Sondern es geht um die 3 Komponenten, um die es dem Paulus bei moralischen Fragen immer geht:

·         Die Liebe geht vor allem. Damit ist Treue ein hoher Wert, denn Untreue lässt ein Opfer zurück – einen Menschen, der leidet. Ebenso das Schänden der Knaben. Da übt ein Stärkerer Macht aus über einen Schwächeren. Laut Jesus soll es aber andersrum sein: Der Stärkere soll dem Schwächeren dienen.

·         Die Unauffälligkeit der Gemeinde innerhalb der Gesellschaft. Das Evangelium ist an sich krass genug. Wenn die Gemeinde zusätzlich noch durch allerlei obskure Machenschaften auffällt, dann will bald kein normaler Mensch mehr zu Jesus gehören, weil in der Gemeinde nur Verrückte und Gestörte sind.

·         Die Christen sollen das beste Leben performen, das die aktuelle Gesellschaft sich vorstellen kann. Mit den höchsten moralischen Werten, abseits irgendwelcher moralischer Trends. Und dann sollen die Christen noch 10% oben drauf legen. Im Alten Testament galt aber „als Mann bei einem Mann liegen“ nicht als etwas heldenhafte, vorbildliches.

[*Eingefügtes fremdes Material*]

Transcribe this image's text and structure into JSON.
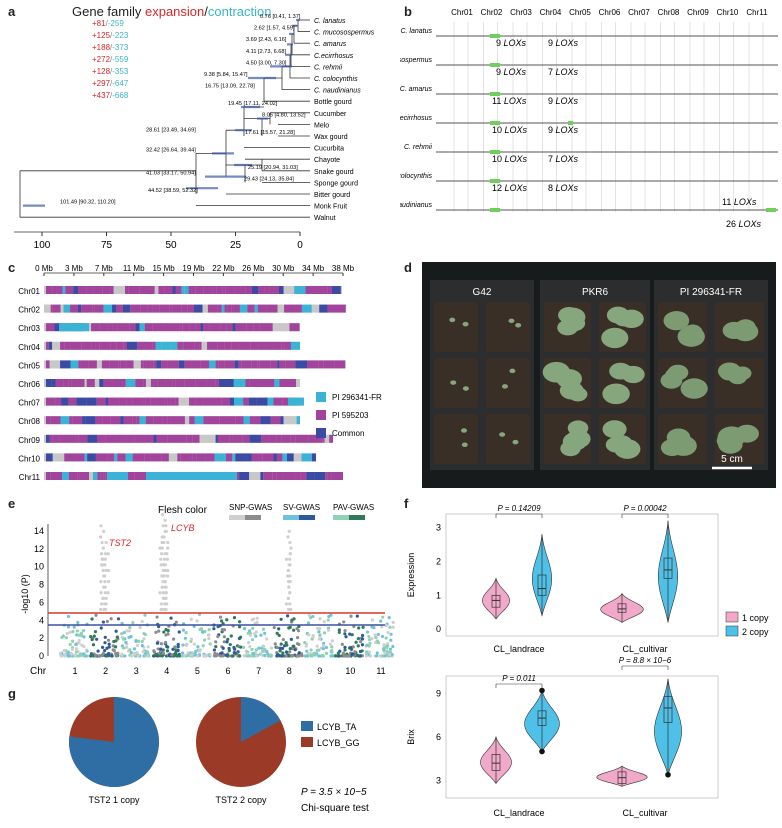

Von so einem Menschen hat die nächste Generation abends beim Lagerfeuer nicht mehr erzählt.

Wenn wir heute versuchen, eine Stellung zum Christsein schwuler Paare zu finden, dann gelten diese Kriterien immer noch. Allerdings haben sich die moralischen Standards in unserer westlichen Gesellschaft stark verändert. Heute gilt man eher als schräg, wenn man Homosexuelle ausschließt. Daran wird unsere Haltung sich orientieren müssen.

Trotzdem gilt: Was in einer heterosexuellen Partnerschaft nicht als gut gilt, ist in einer gleichgeschlechtlichen genauso schlecht.